Ну, вот, под седьмое число октября месяца приходит ко мне Федор, а с ним Соловей и этот рыжий Шарик. Наши деревенские охотники все, у кого есть хоть какое-нибудь ружьишко, с вечера объявились и назвались вместе идти. А не охотники всю затею всерьез приняли и просили:
– Волка убейте!
Всем этим охотникам родоначальник сосед мой слесарь Томилин, человек лет за сорок, семья – девять человек, не прокормишь же всех лужением самоваров да починкой ведер, вот он и занялся еще и ружьями, собирает из всякого лома и особенно хвалится своими пружинами.
Изредка я очень люблю эти деревенские охоты, но держусь всегда в стороне, потому что каждую охоту непременно у кого-нибудь разрывает ружье. Да немудрено, простым глазом издали видишь, как сверкают там и тут на стволах заплаты на медном припое. У одного даже и курок на веревочке: взлетает вверх после выстрелов и потом висит. Но это им нипочем, и что ружья в цель не попадают – тоже ничего, только бы ахали…
В особенности страшны мне шомнолки, заряженные с прошлого года, в начале охоты их обыкновенно всем миром разряжают в воздух и потом, когда хозяин продувает дым и он, синий, выходит не только в капсюль, а фонтаном во все стороны, все хохочут и говорят:
– Решето!
– Отдай бабе муку отсевать.
И так сами над собой все потешаются. Очень бывает весело, и у меня всегда является представление о тех отдаленных временах, когда также деревнями охотились на мамонта. Я думаю, у нас даже лучше: там огромное животное, наверно, к чему-то обязывает, но у нас предмет охоты иногда листопадник-белячок, величиной в крысу, ни к чему не обязывает, а радости охотничьей и хлопот все равно, как и за мамонтом.
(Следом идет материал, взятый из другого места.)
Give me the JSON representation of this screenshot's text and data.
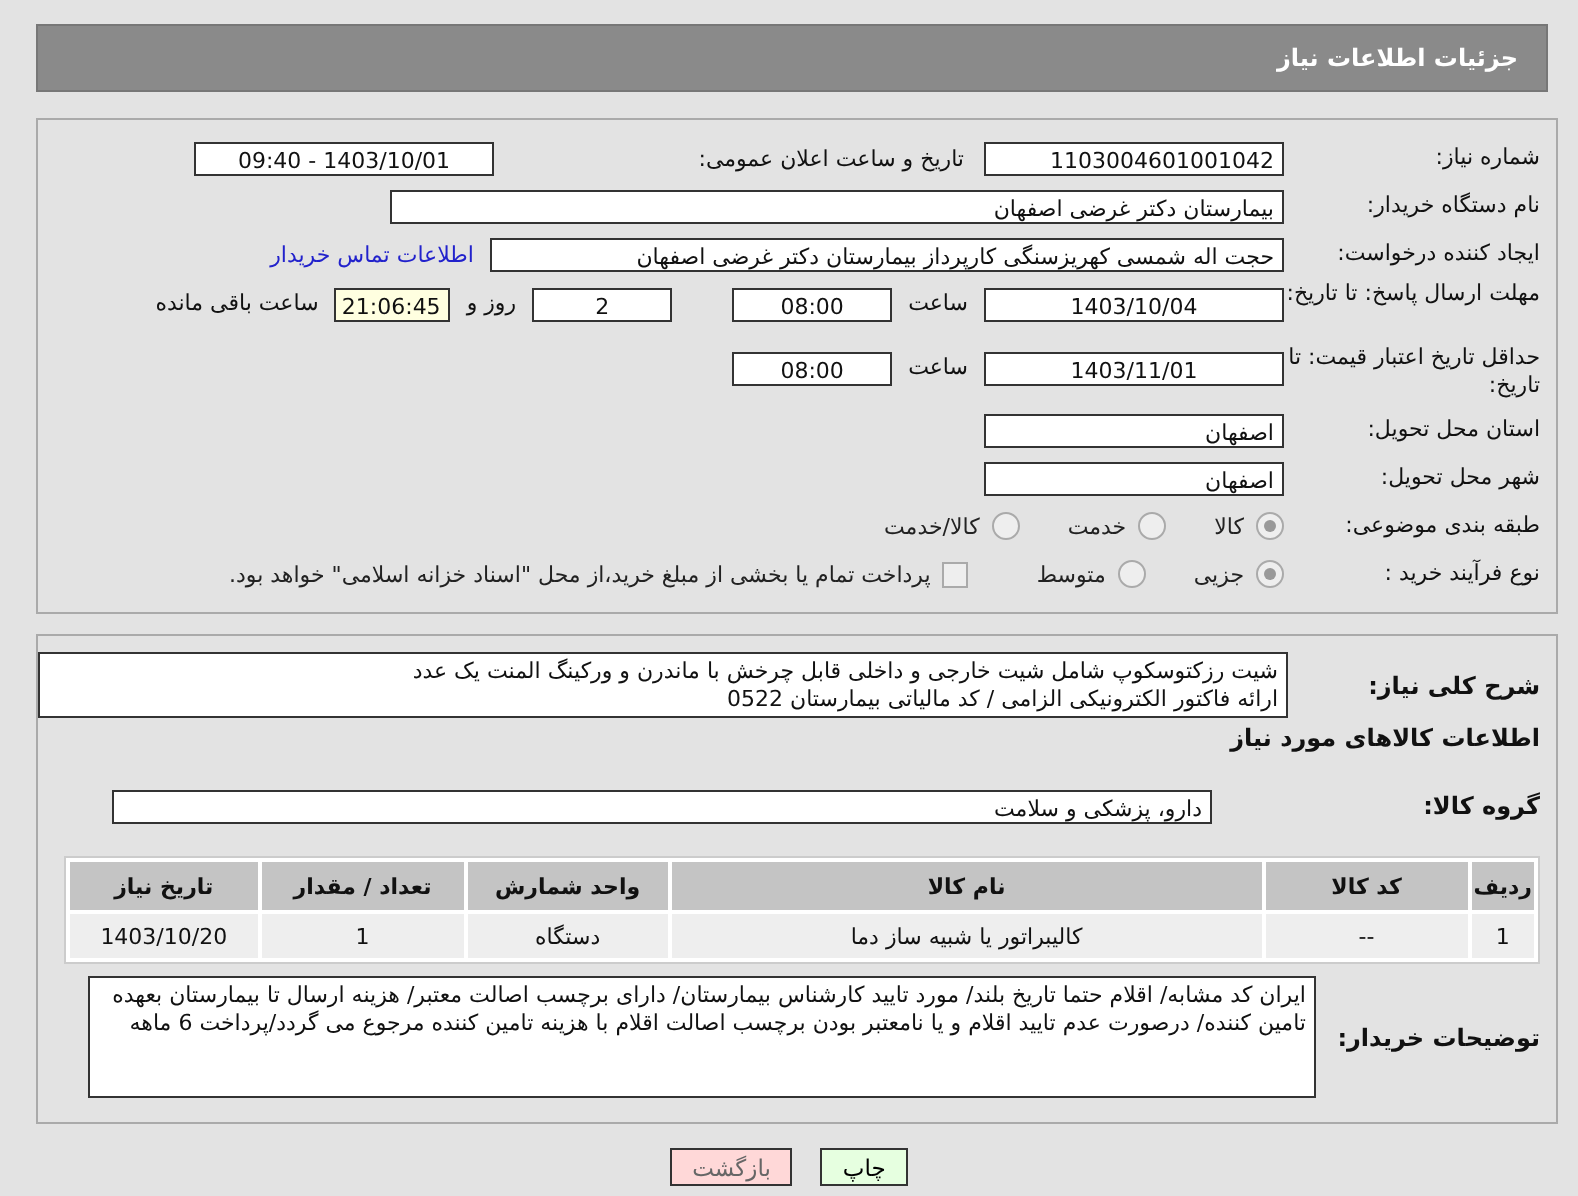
{
  "header": {
    "title": "جزئیات اطلاعات نیاز"
  },
  "need_number": {
    "label": "شماره نیاز:",
    "value": "1103004601001042"
  },
  "announce": {
    "label": "تاریخ و ساعت اعلان عمومی:",
    "value": "1403/10/01 - 09:40"
  },
  "buyer_org": {
    "label": "نام دستگاه خریدار:",
    "value": "بیمارستان دکتر غرضی اصفهان"
  },
  "requester": {
    "label": "ایجاد کننده درخواست:",
    "value": "حجت اله شمسی کهریزسنگی کارپرداز بیمارستان دکتر غرضی اصفهان",
    "link": "اطلاعات تماس خریدار"
  },
  "reply_deadline": {
    "label": "مهلت ارسال پاسخ: تا تاریخ:",
    "date": "1403/10/04",
    "time_label": "ساعت",
    "time": "08:00",
    "days": "2",
    "days_label": "روز و",
    "remaining": "21:06:45",
    "remaining_label": "ساعت باقی مانده"
  },
  "validity_deadline": {
    "label": "حداقل تاریخ اعتبار قیمت: تا تاریخ:",
    "date": "1403/11/01",
    "time_label": "ساعت",
    "time": "08:00"
  },
  "province": {
    "label": "استان محل تحویل:",
    "value": "اصفهان"
  },
  "city": {
    "label": "شهر محل تحویل:",
    "value": "اصفهان"
  },
  "category": {
    "label": "طبقه بندی موضوعی:",
    "options": [
      {
        "label": "کالا",
        "selected": true
      },
      {
        "label": "خدمت",
        "selected": false
      },
      {
        "label": "کالا/خدمت",
        "selected": false
      }
    ]
  },
  "process": {
    "label": "نوع فرآیند خرید :",
    "options": [
      {
        "label": "جزیی",
        "selected": true
      },
      {
        "label": "متوسط",
        "selected": false
      }
    ],
    "treasury": {
      "label": "پرداخت تمام یا بخشی از مبلغ خرید،از محل \"اسناد خزانه اسلامی\" خواهد بود.",
      "checked": false
    }
  },
  "description": {
    "label": "شرح کلی نیاز:",
    "value": "شیت رزکتوسکوپ شامل شیت خارجی و داخلی قابل چرخش با ماندرن و ورکینگ المنت یک عدد\nارائه فاکتور الکترونیکی الزامی / کد مالیاتی بیمارستان 0522"
  },
  "goods_title": "اطلاعات کالاهای مورد نیاز",
  "goods_group": {
    "label": "گروه کالا:",
    "value": "دارو، پزشکی و سلامت"
  },
  "table": {
    "columns": [
      "ردیف",
      "کد کالا",
      "نام کالا",
      "واحد شمارش",
      "تعداد / مقدار",
      "تاریخ نیاز"
    ],
    "rows": [
      [
        "1",
        "--",
        "کالیبراتور یا شبیه ساز دما",
        "دستگاه",
        "1",
        "1403/10/20"
      ]
    ]
  },
  "buyer_notes": {
    "label": "توضیحات خریدار:",
    "value": "ایران کد مشابه/ اقلام حتما تاریخ بلند/ مورد تایید کارشناس بیمارستان/ دارای برچسب اصالت معتبر/ هزینه ارسال تا بیمارستان بعهده تامین کننده/ درصورت عدم تایید اقلام و یا نامعتبر بودن برچسب اصالت اقلام با هزینه تامین کننده مرجوع می گردد/پرداخت 6 ماهه"
  },
  "buttons": [
    {
      "kind": "print",
      "label": "چاپ"
    },
    {
      "kind": "back",
      "label": "بازگشت"
    }
  ]
}
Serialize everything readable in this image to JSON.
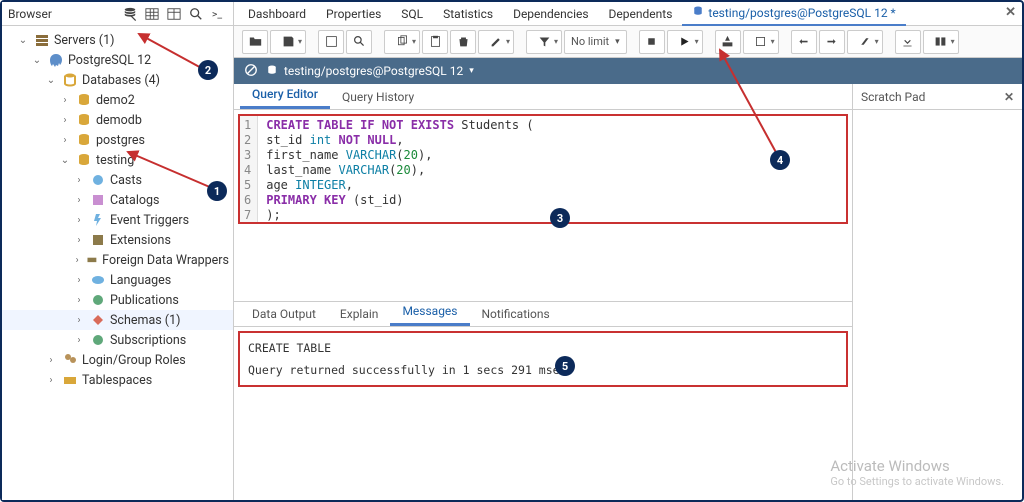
{
  "browser": {
    "title": "Browser",
    "tree": {
      "servers": "Servers (1)",
      "pg": "PostgreSQL 12",
      "databases": "Databases (4)",
      "db1": "demo2",
      "db2": "demodb",
      "db3": "postgres",
      "db4": "testing",
      "casts": "Casts",
      "catalogs": "Catalogs",
      "event_triggers": "Event Triggers",
      "extensions": "Extensions",
      "fdw": "Foreign Data Wrappers",
      "languages": "Languages",
      "publications": "Publications",
      "schemas": "Schemas (1)",
      "subscriptions": "Subscriptions",
      "login_roles": "Login/Group Roles",
      "tablespaces": "Tablespaces"
    }
  },
  "tabs": {
    "dashboard": "Dashboard",
    "properties": "Properties",
    "sql": "SQL",
    "statistics": "Statistics",
    "dependencies": "Dependencies",
    "dependents": "Dependents",
    "query": "testing/postgres@PostgreSQL 12 *"
  },
  "toolbar": {
    "nolimit": "No limit"
  },
  "connection": {
    "label": "testing/postgres@PostgreSQL 12"
  },
  "editor_tabs": {
    "query_editor": "Query Editor",
    "query_history": "Query History"
  },
  "scratch": {
    "title": "Scratch Pad"
  },
  "output_tabs": {
    "data_output": "Data Output",
    "explain": "Explain",
    "messages": "Messages",
    "notifications": "Notifications"
  },
  "output": {
    "line1": "CREATE TABLE",
    "line2": "Query returned successfully in 1 secs 291 msec."
  },
  "gutter": [
    "1",
    "2",
    "3",
    "4",
    "5",
    "6",
    "7"
  ],
  "sql": {
    "l1a": "CREATE TABLE IF NOT EXISTS",
    "l1b": " Students (",
    "l2a": "st_id ",
    "l2b": "int",
    "l2c": " NOT NULL",
    "l2d": ",",
    "l3a": "first_name ",
    "l3b": "VARCHAR",
    "l3c": "(",
    "l3d": "20",
    "l3e": "),",
    "l4a": "last_name ",
    "l4b": "VARCHAR",
    "l4c": "(",
    "l4d": "20",
    "l4e": "),",
    "l5a": "age ",
    "l5b": "INTEGER",
    "l5c": ",",
    "l6a": "PRIMARY KEY",
    "l6b": " (st_id)",
    "l7": ");"
  },
  "annotations": {
    "a1": "1",
    "a2": "2",
    "a3": "3",
    "a4": "4",
    "a5": "5"
  },
  "watermark": {
    "title": "Activate Windows",
    "sub": "Go to Settings to activate Windows."
  }
}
И так славно бывает, когда па выходе тот охотник со взлетающим курком погрозится в лес тому невиданному мамонту и скажет:
– Вот, погляди, я тебе галифе отобью!
Конечно, если бы настоящий мамонт, непременно бы кто-нибудь сказал:
– Не хвались, как бы тебе галифе не отбил.
Но тут просто:
– Ты лучше гляди, не улетел бы курок…
И какое волнение! Мастер Томилин перед охотой встает часа в два ночи, проверяет погоду. Я это слышу, встаю и ставлю себе самовар.
Три часа ночи.
Мы с Федором чай пьем. Видно напротив, что и Томилин с сыном чай пьют. Разговор у нас о зайце, что хуже нет разыскивать в листопад – очень крепко лежит.
Четыре часа.
Чай продолжается. Разговор о лисице, какая она, сволочь, хитрая. Сотни примеров.